Un succès de la France impérialiste en Syrie c’est un succès pour nos
exploiteurs et oppresseurs ici même. Notre principal ennemi est chez
nous !
Tout cela étant dit, est-ce qu’Assad et/ou Poutine constituent un
« moindre mal » ? Aucunement. Contrairement à ceux qui laissent entendre
ici en France qu’il faudrait trouver un terrain d’entente avec le
régime syrien et Poutine pour lutter contre Daesh et ramener la paix en
Syrie, cette solution ne promet rien de positif pour les travailleurs et
les masses. Cela ne ferait que renforcer d’autres tendances
réactionnaires qui ne cherchent qu’à préserver leurs privilèges ou à
renforcer leur influence dans la région.
Assad dépend aujourd’hui entièrement du soutien de ses sponsors
internationaux, qui, eux, poursuivent leurs propres objectifs. La Russie
de Poutine, qui possède une puissance militaire comparable aux pays
impérialistes les plus forts, utilise son intervention en Syrie pour
améliorer le rapport de forces de Poutine vis-à-vis des Occidentaux. Son
intervention militaire (limitée) en Syrie cache les profondes
contradictions et faiblesses du capitalisme russe devenu très dépendant
des exportations de pétrole et de gaz.
Quant à l’Iran, depuis l’échec des Etats Unis en Irak, le pays est
devenu clé dans la région et commence à disputer à l’Arabie Saoudite le
rôle de leader régional. Assad est l’un de ses alliés fondamentaux pour
maintenir cette influence ainsi que pour garder un lien territorial avec
son allié libanais, le Hezbollah. En quelque sorte, le maintien d’Assad
au pouvoir est plus important pour l’Iran que pour la Russie. Au moins
le temps de trouver un remplaçant fiable.

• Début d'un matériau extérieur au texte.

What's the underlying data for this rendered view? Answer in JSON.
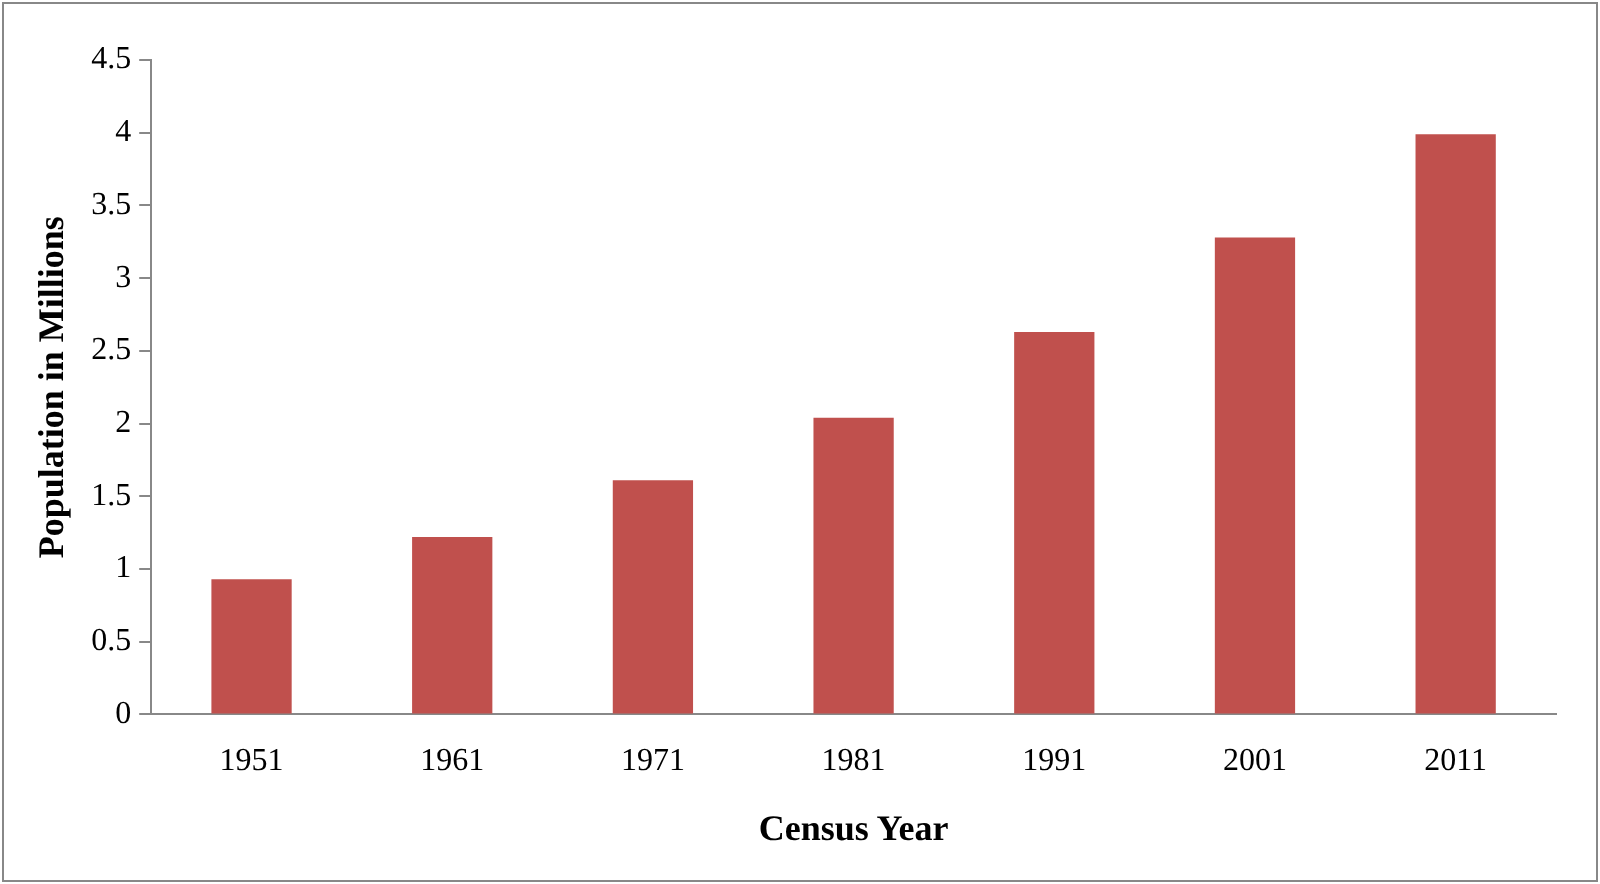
{
  "chart_data": {
    "type": "bar",
    "xlabel": "Census Year",
    "ylabel": "Population in Millions",
    "categories": [
      "1951",
      "1961",
      "1971",
      "1981",
      "1991",
      "2001",
      "2011"
    ],
    "values": [
      0.93,
      1.22,
      1.61,
      2.04,
      2.63,
      3.28,
      3.99
    ],
    "color": "#c0504d",
    "ylim": [
      0,
      4.5
    ],
    "yticks": [
      0,
      0.5,
      1,
      1.5,
      2,
      2.5,
      3,
      3.5,
      4,
      4.5
    ],
    "grid": false,
    "legend": false
  }
}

Concernant Daesh, il s’agit d’une des expressions les plus claires et
aberrantes de la décomposition sociale et politique dans la région
causée par les interventions impérialistes. Cependant, depuis plusieurs
mois Daesh connait plusieurs revers militaires et ne cesse de perdre du
terrain. La chute de Daesh semble pour certains une question de temps.

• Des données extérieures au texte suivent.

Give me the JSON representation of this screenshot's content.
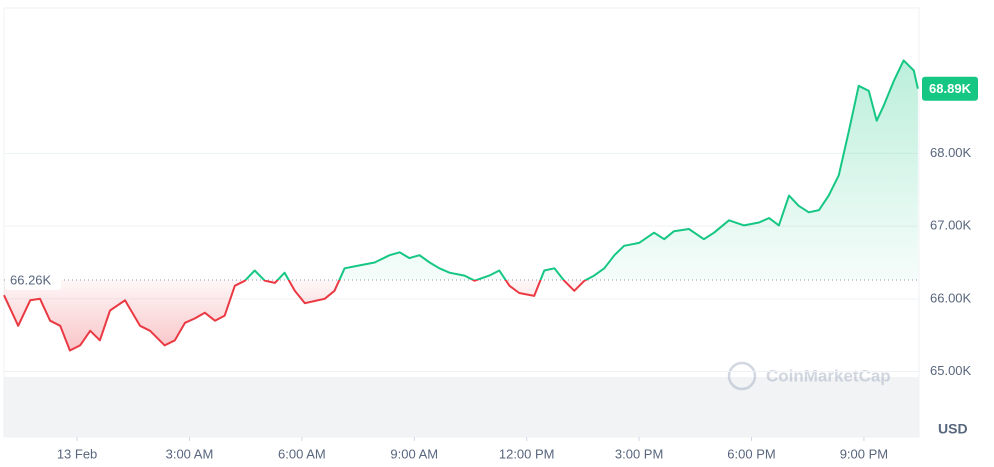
{
  "chart_data": {
    "type": "line",
    "x": [
      -1.95,
      -1.57,
      -1.25,
      -0.99,
      -0.72,
      -0.45,
      -0.19,
      0.08,
      0.35,
      0.61,
      0.88,
      1.28,
      1.68,
      1.95,
      2.34,
      2.61,
      2.88,
      3.14,
      3.41,
      3.68,
      3.94,
      4.21,
      4.48,
      4.74,
      5.01,
      5.28,
      5.54,
      5.81,
      6.08,
      6.34,
      6.61,
      6.87,
      7.14,
      7.54,
      7.94,
      8.34,
      8.61,
      8.87,
      9.14,
      9.41,
      9.67,
      9.94,
      10.34,
      10.61,
      11.0,
      11.27,
      11.54,
      11.8,
      12.2,
      12.47,
      12.74,
      13.0,
      13.27,
      13.54,
      13.8,
      14.07,
      14.34,
      14.6,
      15.0,
      15.4,
      15.67,
      15.93,
      16.33,
      16.73,
      17.0,
      17.4,
      17.8,
      18.2,
      18.47,
      18.73,
      19.0,
      19.26,
      19.53,
      19.8,
      20.06,
      20.33,
      20.6,
      20.86,
      21.13,
      21.34,
      21.53,
      21.8,
      22.06,
      22.33,
      22.44
    ],
    "values": [
      66.05,
      65.63,
      65.98,
      66.0,
      65.7,
      65.63,
      65.29,
      65.36,
      65.56,
      65.43,
      65.84,
      65.98,
      65.63,
      65.56,
      65.36,
      65.43,
      65.67,
      65.73,
      65.81,
      65.7,
      65.77,
      66.18,
      66.25,
      66.39,
      66.25,
      66.22,
      66.36,
      66.11,
      65.94,
      65.97,
      66.0,
      66.11,
      66.42,
      66.46,
      66.5,
      66.6,
      66.64,
      66.56,
      66.6,
      66.5,
      66.42,
      66.36,
      66.32,
      66.25,
      66.32,
      66.39,
      66.18,
      66.08,
      66.04,
      66.39,
      66.42,
      66.25,
      66.11,
      66.25,
      66.32,
      66.42,
      66.6,
      66.73,
      66.77,
      66.91,
      66.82,
      66.93,
      66.96,
      66.82,
      66.91,
      67.08,
      67.01,
      67.05,
      67.11,
      67.01,
      67.42,
      67.28,
      67.19,
      67.22,
      67.42,
      67.7,
      68.31,
      68.93,
      68.86,
      68.45,
      68.66,
      69.0,
      69.28,
      69.14,
      68.89
    ],
    "up_color": "#16c784",
    "down_color": "#ea3943",
    "reference": {
      "value": 66.26,
      "label": "66.26K"
    },
    "last_price": {
      "value": 68.89,
      "label": "68.89K"
    },
    "xlim": [
      -1.95,
      22.47
    ],
    "ylim": [
      64.1,
      70.0
    ],
    "xticks": [
      {
        "value": 0,
        "label": "13 Feb"
      },
      {
        "value": 3,
        "label": "3:00 AM"
      },
      {
        "value": 6,
        "label": "6:00 AM"
      },
      {
        "value": 9,
        "label": "9:00 AM"
      },
      {
        "value": 12,
        "label": "12:00 PM"
      },
      {
        "value": 15,
        "label": "3:00 PM"
      },
      {
        "value": 18,
        "label": "6:00 PM"
      },
      {
        "value": 21,
        "label": "9:00 PM"
      }
    ],
    "yticks": [
      {
        "value": 65,
        "label": "65.00K"
      },
      {
        "value": 66,
        "label": "66.00K"
      },
      {
        "value": 67,
        "label": "67.00K"
      },
      {
        "value": 68,
        "label": "68.00K"
      }
    ],
    "y_unit": "USD",
    "watermark": "CoinMarketCap",
    "grid": true
  }
}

Mais la question qui se pose ensuite est celle de l’après-Daesh. Qui et
quoi remplacera l’organisation islamiste radicale ? Beaucoup craignent
un chaos plus grand, un scénario à l’irakienne. En même temps, les
différentes manœuvres et nouvelles frictions peuvent aussi s’expliquer
par rapport à cette incertitude liée à l’après-Daesh. En attendant,
l’organisation islamiste gagne du temps.
Dans ce contexte, pour les travailleurs et les opprimés il ne s’agit
pas de choisir le « moindre mal » ou de s’appuyer ponctuellement sur
telle ou telle intervention d’un des camps réactionnaires en dispute. Il
s’agit au contraire de trouver les voies pour une politique
indépendante des différentes fractions des classes dominantes locales,
des puissances régionales et des impérialistes. Autrement dit, une
politique qui défende les intérêts de la classe ouvrière et des classes
populaires, ce qui implique le renversement révolutionnaire du régime ne
place et la lutte contre les autres forces réactionnaires locales et
internationales. Et c’est précisément cela l’élément clé manquant
aujourd’hui dans la situation syrienne et qui rend les perspectives si
noires pour les travailleurs et les masses.

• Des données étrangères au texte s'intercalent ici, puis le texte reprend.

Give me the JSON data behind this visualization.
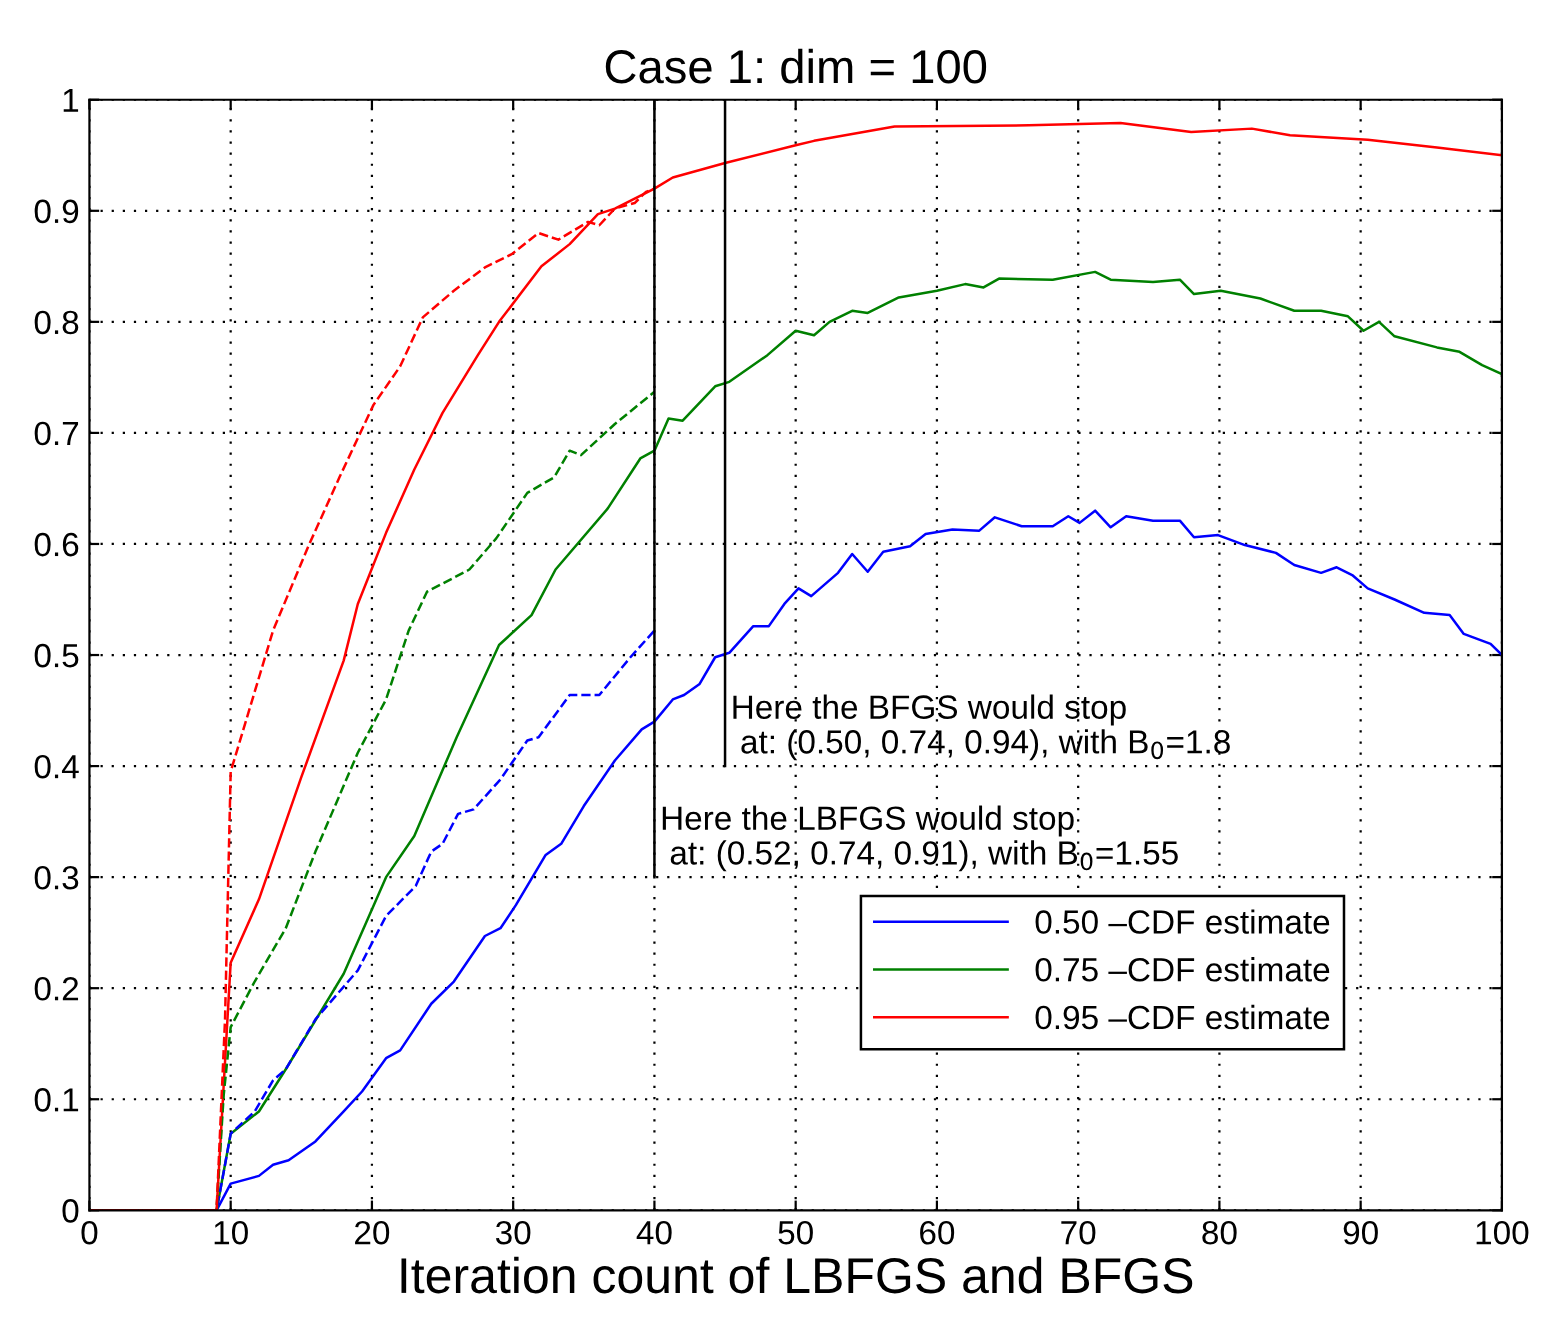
{
  "chart_data": {
    "type": "line",
    "title": "Case 1: dim = 100",
    "xlabel": "Iteration count of LBFGS and BFGS",
    "xlim": [
      0,
      100
    ],
    "xticks": [
      0,
      10,
      20,
      30,
      40,
      50,
      60,
      70,
      80,
      90,
      100
    ],
    "ylim": [
      0,
      1
    ],
    "yticks": [
      0,
      0.1,
      0.2,
      0.3,
      0.4,
      0.5,
      0.6,
      0.7,
      0.8,
      0.9,
      1
    ],
    "grid": true,
    "legend": "bottom right",
    "line_style": "solid",
    "series": [
      {
        "name": "0.50 –CDF estimate",
        "color": "#0000ff",
        "x": [
          0,
          9,
          10,
          12,
          13,
          14.1,
          16,
          18,
          19.3,
          21,
          22,
          24.2,
          25.8,
          28,
          29.1,
          30.2,
          32.3,
          33.4,
          35,
          37.2,
          39.1,
          40,
          41.3,
          42.1,
          43.2,
          44.3,
          45.3,
          47,
          48.1,
          49.2,
          50.2,
          51.1,
          53,
          54,
          55.1,
          56.2,
          58.1,
          59.2,
          61.1,
          63,
          64.1,
          66,
          68.2,
          69.3,
          70.1,
          71.2,
          72.3,
          73.4,
          75.3,
          77.2,
          78.2,
          79.9,
          81.8,
          84,
          85.3,
          87.2,
          88.3,
          89.4,
          90.5,
          92.4,
          94.5,
          96.3,
          97.3,
          99.2,
          100
        ],
        "values": [
          0,
          0,
          0.024,
          0.031,
          0.041,
          0.045,
          0.062,
          0.089,
          0.107,
          0.137,
          0.144,
          0.186,
          0.206,
          0.247,
          0.254,
          0.275,
          0.32,
          0.33,
          0.364,
          0.405,
          0.433,
          0.44,
          0.46,
          0.464,
          0.474,
          0.498,
          0.502,
          0.526,
          0.526,
          0.546,
          0.56,
          0.553,
          0.574,
          0.591,
          0.575,
          0.593,
          0.598,
          0.609,
          0.613,
          0.612,
          0.624,
          0.616,
          0.616,
          0.625,
          0.619,
          0.63,
          0.615,
          0.625,
          0.621,
          0.621,
          0.606,
          0.608,
          0.599,
          0.592,
          0.581,
          0.574,
          0.579,
          0.572,
          0.56,
          0.55,
          0.538,
          0.536,
          0.519,
          0.51,
          0.5
        ]
      },
      {
        "name": "0.75 –CDF estimate",
        "color": "#008000",
        "x": [
          0,
          9,
          10,
          12,
          13.9,
          18,
          21,
          23,
          26,
          29,
          31.3,
          33,
          36.7,
          39,
          40,
          41,
          42,
          44.3,
          45.3,
          48,
          50,
          51.3,
          52.4,
          54,
          55.1,
          57.3,
          60,
          62,
          63.3,
          64.4,
          68.2,
          71.2,
          72.3,
          75.3,
          77.2,
          78.2,
          80.1,
          82.9,
          85.3,
          87.2,
          89.1,
          90.2,
          91.3,
          92.4,
          95.4,
          97,
          98.6,
          100
        ],
        "values": [
          0,
          0,
          0.069,
          0.089,
          0.127,
          0.213,
          0.3,
          0.337,
          0.426,
          0.509,
          0.536,
          0.577,
          0.632,
          0.677,
          0.684,
          0.713,
          0.711,
          0.742,
          0.746,
          0.77,
          0.792,
          0.788,
          0.8,
          0.81,
          0.808,
          0.822,
          0.828,
          0.834,
          0.831,
          0.839,
          0.838,
          0.845,
          0.838,
          0.836,
          0.838,
          0.825,
          0.828,
          0.821,
          0.81,
          0.81,
          0.805,
          0.792,
          0.8,
          0.787,
          0.777,
          0.773,
          0.761,
          0.753
        ]
      },
      {
        "name": "0.95 –CDF estimate",
        "color": "#ff0000",
        "x": [
          0,
          9,
          10,
          12,
          15,
          18,
          19,
          21,
          23,
          25,
          27.5,
          29,
          32,
          34,
          36,
          37.2,
          40,
          41.3,
          45,
          50,
          51.3,
          57,
          66.5,
          73,
          78,
          82.3,
          85,
          90.5,
          95.4,
          100
        ],
        "values": [
          0,
          0,
          0.223,
          0.28,
          0.39,
          0.495,
          0.546,
          0.61,
          0.667,
          0.718,
          0.77,
          0.8,
          0.85,
          0.87,
          0.897,
          0.902,
          0.92,
          0.93,
          0.943,
          0.959,
          0.963,
          0.976,
          0.977,
          0.979,
          0.971,
          0.974,
          0.968,
          0.964,
          0.957,
          0.95
        ]
      },
      {
        "color": "#0000ff",
        "line_style": "dashed",
        "x": [
          0,
          9,
          9.6,
          10,
          11.7,
          13,
          13.9,
          16,
          19,
          21,
          23.1,
          24.2,
          25,
          26.1,
          27.2,
          29.1,
          31,
          31.8,
          34,
          36.1,
          38.3,
          40
        ],
        "values": [
          0,
          0,
          0.041,
          0.069,
          0.089,
          0.117,
          0.127,
          0.172,
          0.216,
          0.265,
          0.292,
          0.323,
          0.33,
          0.357,
          0.361,
          0.388,
          0.423,
          0.426,
          0.464,
          0.464,
          0.498,
          0.522
        ]
      },
      {
        "color": "#008000",
        "line_style": "dashed",
        "x": [
          0,
          9,
          9.5,
          10,
          11.7,
          13.9,
          16,
          19,
          21,
          22.6,
          23.9,
          26.9,
          28.8,
          31,
          32.9,
          34,
          34.8,
          37.2,
          40
        ],
        "values": [
          0,
          0,
          0.103,
          0.165,
          0.206,
          0.254,
          0.323,
          0.412,
          0.46,
          0.522,
          0.557,
          0.577,
          0.605,
          0.646,
          0.66,
          0.684,
          0.68,
          0.708,
          0.737
        ]
      },
      {
        "color": "#ff0000",
        "line_style": "dashed",
        "x": [
          0,
          9,
          9.6,
          10,
          10.9,
          13,
          15.5,
          17.7,
          20.1,
          22,
          23.6,
          25.8,
          28,
          29.9,
          31.8,
          33.2,
          35.3,
          36.1,
          37.2,
          38.6,
          39.4,
          40
        ],
        "values": [
          0,
          0,
          0.172,
          0.395,
          0.433,
          0.522,
          0.598,
          0.66,
          0.725,
          0.76,
          0.804,
          0.828,
          0.849,
          0.861,
          0.88,
          0.874,
          0.89,
          0.887,
          0.902,
          0.907,
          0.917,
          0.92
        ]
      }
    ],
    "ref_lines": [
      {
        "axis": "x",
        "value": 40,
        "color": "#000000"
      },
      {
        "axis": "x",
        "value": 45,
        "color": "#000000"
      }
    ],
    "annotations": [
      {
        "text": "Here the LBFGS would stop\n at: (0.52, 0.74, 0.91), with B$_{0}$=1.55",
        "x": 40,
        "y": 0.3
      },
      {
        "text": "Here the BFGS would stop\n at: (0.50, 0.74, 0.94), with B$_{0}$=1.8",
        "x": 45,
        "y": 0.4
      }
    ]
  }
}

Les processus révolutionnaires et contre-révolutionnaires en Syrie et
dans toute la région ont trouvé le mouvement ouvrier sans préparation
pour mener jusqu’au bout la révolution. Les différentes forces
réactionnaires ont pu prendre le dessus et se développer en grande
partie grâce à cela. Il nous faut, ici en Europe, démontrer toute notre
solidarité avec les travailleurs syriens, nous battre contre les
politiques de division des exploités et des opprimés et aux
interventions impérialistes en Syrie, nous battre pour l’ouverture des
frontières et l’accueil dans des conditions descentes tous les migrants
et réfugiés. Mais pour les travailleurs et exploités et opprimés d’ici
il faut surtout tirer les leçons politiques de la révolution et de la
contre-révolution en Syrie.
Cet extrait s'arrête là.